At the Salesforce office in San Francisco, only 200 of the 10,000 staff have gone back in voluntarily since the office reopened last month. The company's CEO has been open-minded about people working from home permanently, and said he expects about half to work remotely full-time after the pandemic.
But half is far more than the two percent who have gone back so far. He hasn't commented yet on the low turnout.
Jamie Dimon, JP Morgan Chase's CEO, has been firm on his position - he wants at least 90 percent of staff back in the office, with only 10 percent or so continuing to work from home. In the case of his company, that account for 25,000 people around the world working remotely, and some 200,000 working in the office.
Morgan Stanely's CEO James Gorman has made some of the straightest remarks yet.

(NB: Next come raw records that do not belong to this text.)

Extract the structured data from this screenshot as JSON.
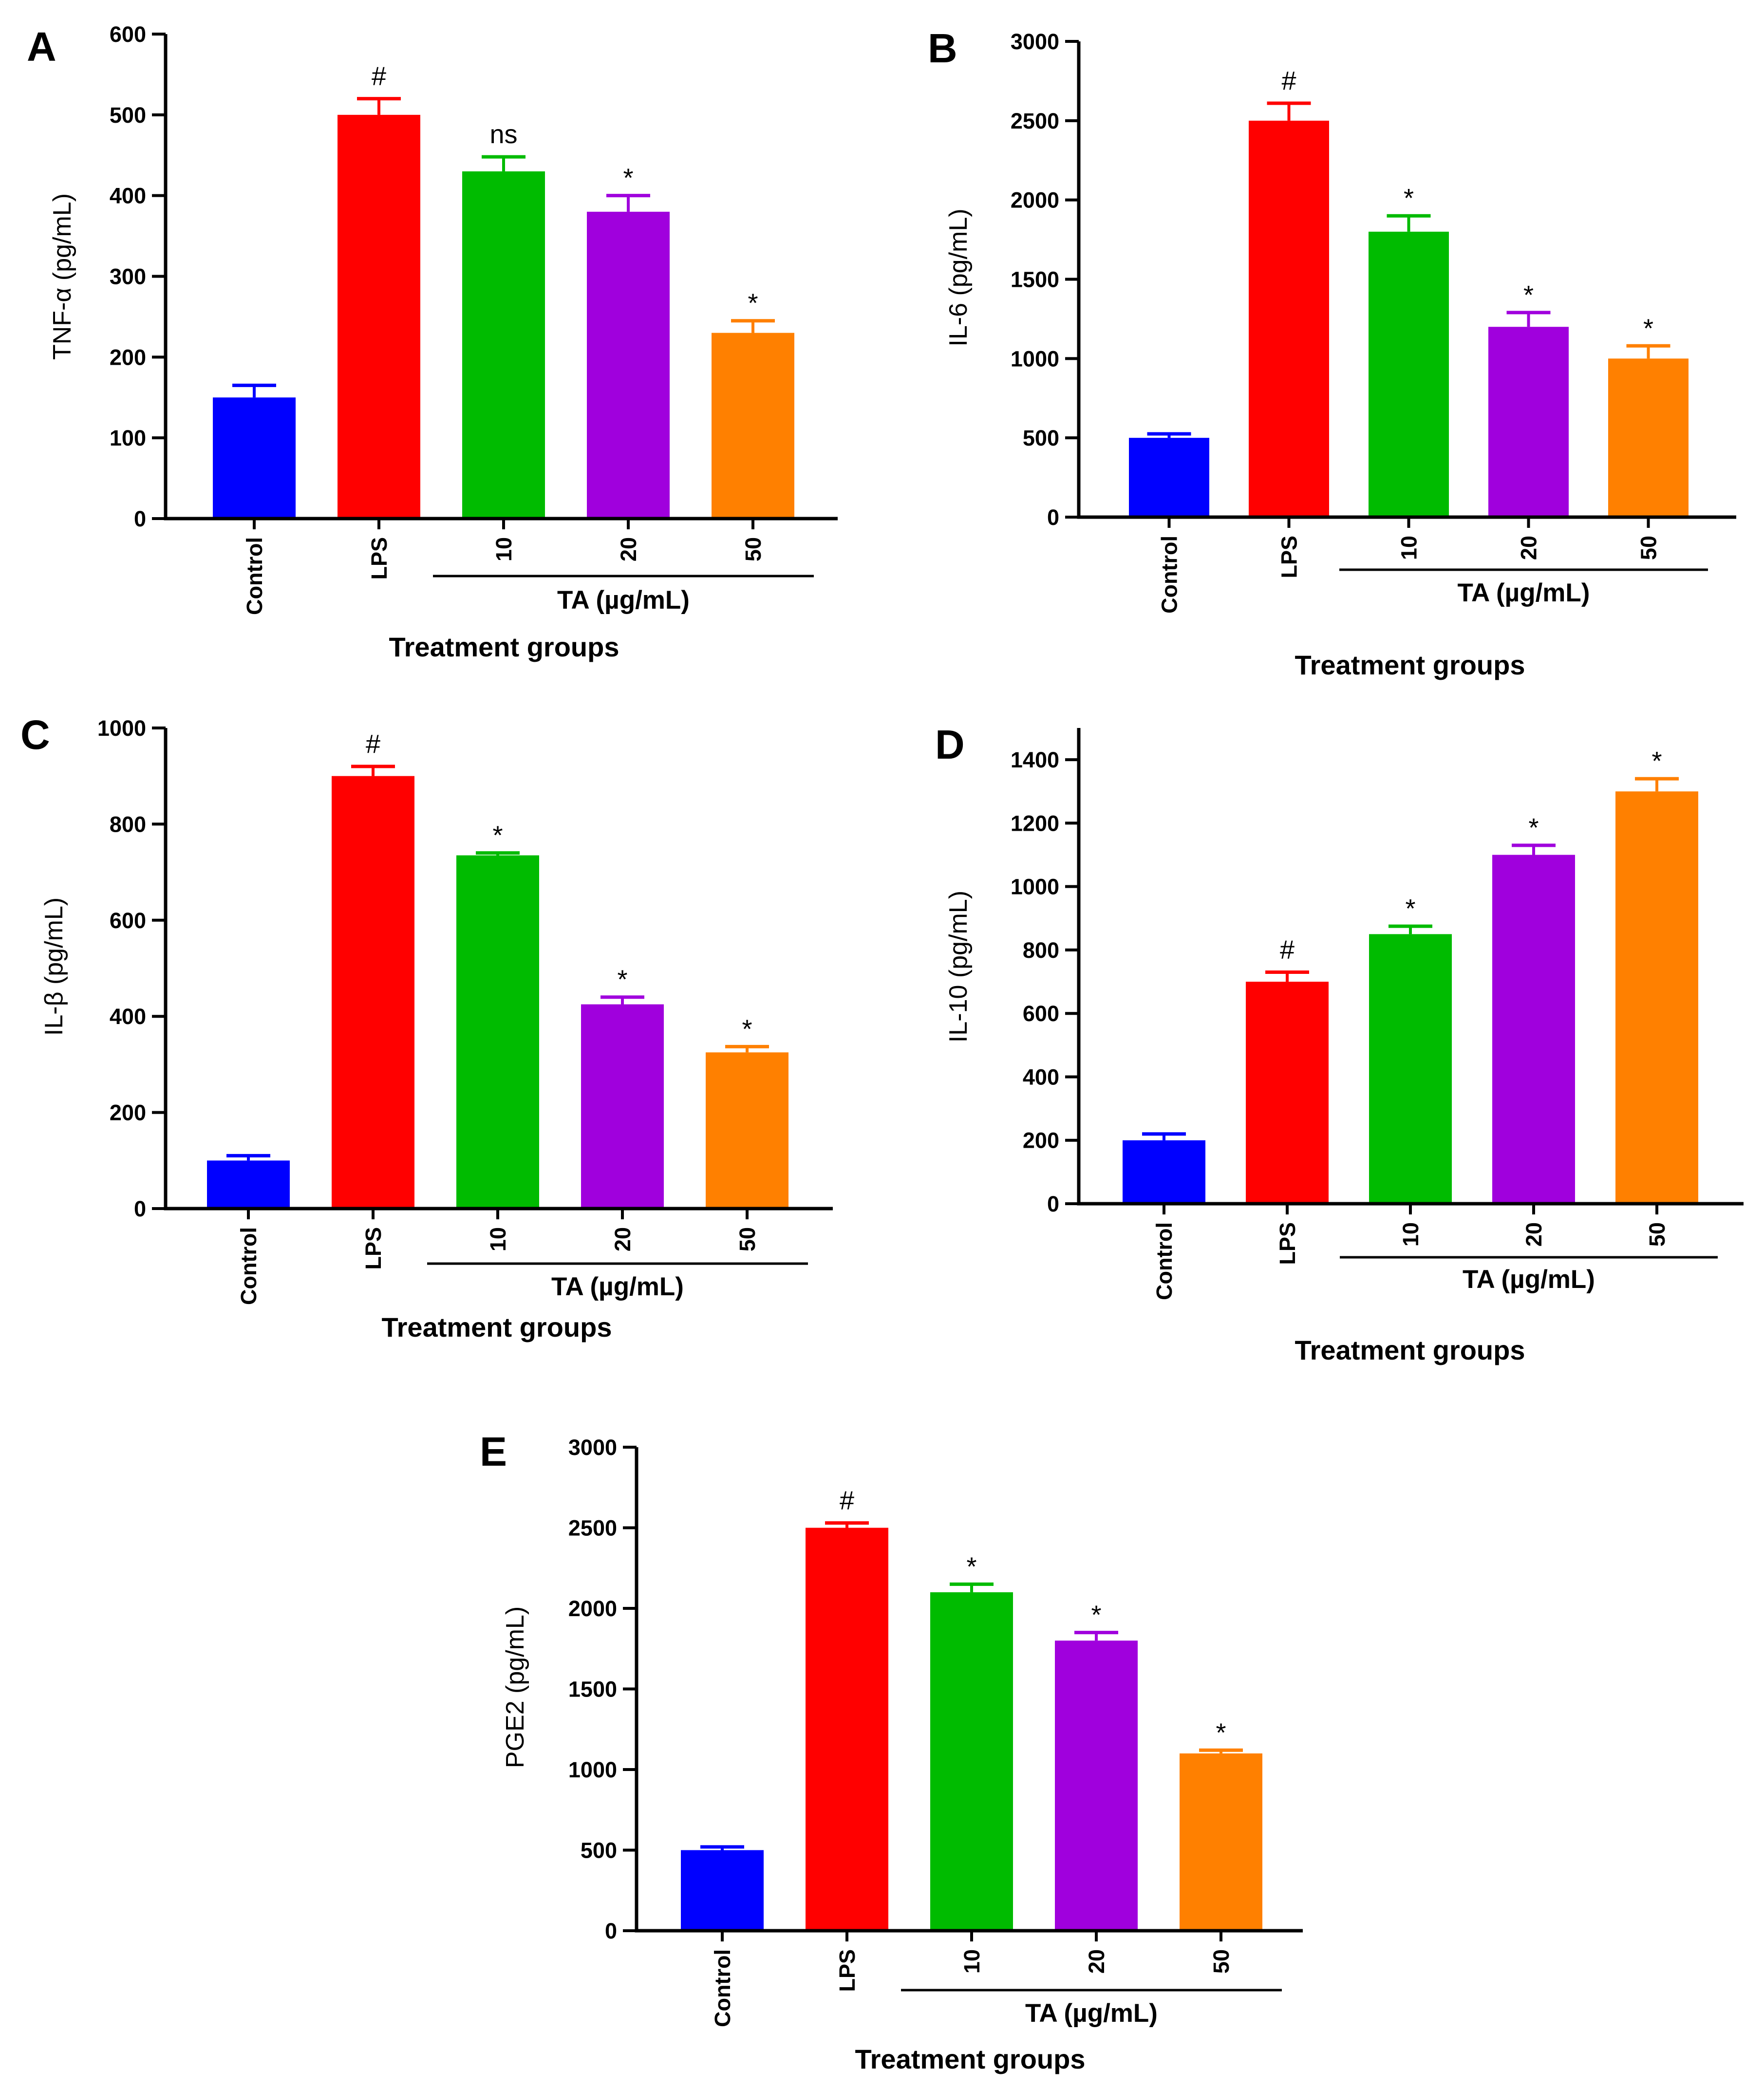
{
  "chart_data": [
    {
      "panel": "A",
      "type": "bar",
      "categories": [
        "Control",
        "LPS",
        "10",
        "20",
        "50"
      ],
      "values": [
        150,
        500,
        430,
        380,
        230
      ],
      "errors": [
        15,
        20,
        18,
        20,
        15
      ],
      "annotations": [
        "",
        "#",
        "ns",
        "*",
        "*"
      ],
      "colors": [
        "#0000ff",
        "#ff0000",
        "#00bb00",
        "#a000dd",
        "#ff8000"
      ],
      "ylabel": "TNF-α (pg/mL)",
      "xlabel": "Treatment groups",
      "group_label": "TA (µg/mL)",
      "ylim": [
        0,
        600
      ],
      "yticks": [
        0,
        100,
        200,
        300,
        400,
        500,
        600
      ]
    },
    {
      "panel": "B",
      "type": "bar",
      "categories": [
        "Control",
        "LPS",
        "10",
        "20",
        "50"
      ],
      "values": [
        500,
        2500,
        1800,
        1200,
        1000
      ],
      "errors": [
        25,
        110,
        100,
        90,
        80
      ],
      "annotations": [
        "",
        "#",
        "*",
        "*",
        "*"
      ],
      "colors": [
        "#0000ff",
        "#ff0000",
        "#00bb00",
        "#a000dd",
        "#ff8000"
      ],
      "ylabel": "IL-6 (pg/mL)",
      "xlabel": "Treatment groups",
      "group_label": "TA (µg/mL)",
      "ylim": [
        0,
        3000
      ],
      "yticks": [
        0,
        500,
        1000,
        1500,
        2000,
        2500,
        3000
      ]
    },
    {
      "panel": "C",
      "type": "bar",
      "categories": [
        "Control",
        "LPS",
        "10",
        "20",
        "50"
      ],
      "values": [
        100,
        900,
        735,
        425,
        325
      ],
      "errors": [
        10,
        20,
        5,
        15,
        12
      ],
      "annotations": [
        "",
        "#",
        "*",
        "*",
        "*"
      ],
      "colors": [
        "#0000ff",
        "#ff0000",
        "#00bb00",
        "#a000dd",
        "#ff8000"
      ],
      "ylabel": "IL-β (pg/mL)",
      "xlabel": "Treatment groups",
      "group_label": "TA (µg/mL)",
      "ylim": [
        0,
        1000
      ],
      "yticks": [
        0,
        200,
        400,
        600,
        800,
        1000
      ]
    },
    {
      "panel": "D",
      "type": "bar",
      "categories": [
        "Control",
        "LPS",
        "10",
        "20",
        "50"
      ],
      "values": [
        200,
        700,
        850,
        1100,
        1300
      ],
      "errors": [
        20,
        30,
        25,
        30,
        40
      ],
      "annotations": [
        "",
        "#",
        "*",
        "*",
        "*"
      ],
      "colors": [
        "#0000ff",
        "#ff0000",
        "#00bb00",
        "#a000dd",
        "#ff8000"
      ],
      "ylabel": "IL-10 (pg/mL)",
      "xlabel": "Treatment groups",
      "group_label": "TA (µg/mL)",
      "ylim": [
        0,
        1500
      ],
      "yticks": [
        0,
        200,
        400,
        600,
        800,
        1000,
        1200,
        1400
      ]
    },
    {
      "panel": "E",
      "type": "bar",
      "categories": [
        "Control",
        "LPS",
        "10",
        "20",
        "50"
      ],
      "values": [
        500,
        2500,
        2100,
        1800,
        1100
      ],
      "errors": [
        20,
        30,
        50,
        50,
        20
      ],
      "annotations": [
        "",
        "#",
        "*",
        "*",
        "*"
      ],
      "colors": [
        "#0000ff",
        "#ff0000",
        "#00bb00",
        "#a000dd",
        "#ff8000"
      ],
      "ylabel": "PGE2 (pg/mL)",
      "xlabel": "Treatment groups",
      "group_label": "TA (µg/mL)",
      "ylim": [
        0,
        3000
      ],
      "yticks": [
        0,
        500,
        1000,
        1500,
        2000,
        2500,
        3000
      ]
    }
  ]
}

On Monday, he made it plain to the staff from the bank's Times Square office: Get back by Labor Day or there'll be tough conversations.
'I'll be very disappointed if people haven't found their way into the office...then, we'll have a different kind of conversation.
''If you want to get paid New York rates, you work in New York. None of this, "I'm in Colorado and work in New York and am getting paid like I'm sitting in New York City". Sorry, that doesn't work,' Gorman said.
'Make no mistake about it - we do our work inside Morgan Stanley offices, and that's where we teach, that's where our interns learn, that's where you build all the soft cues that go with building a successful career that aren't just about Zoom presentations.
'When will that occur? My leadership style has been very deliberate. I went from one day a week from July to Labor Day last year, two days Labor Day until the end of the year, three days the beginning of this year until March and now I am at four days.
'If you can go into a restaurant in New York City, you can come into the office. We want you in the office,' he said.
Facebook CEO Mark Zuckerberg is putting down similar rules for his staff, as is Twitter. Twitter, at first, looked like one of the most flexible workplaces with its announcement that staff would be able to work from home forever if they want to.
The company has long has a pay localization scheme though that is part of CEO Jack Dorsey's plan to decentralize the business.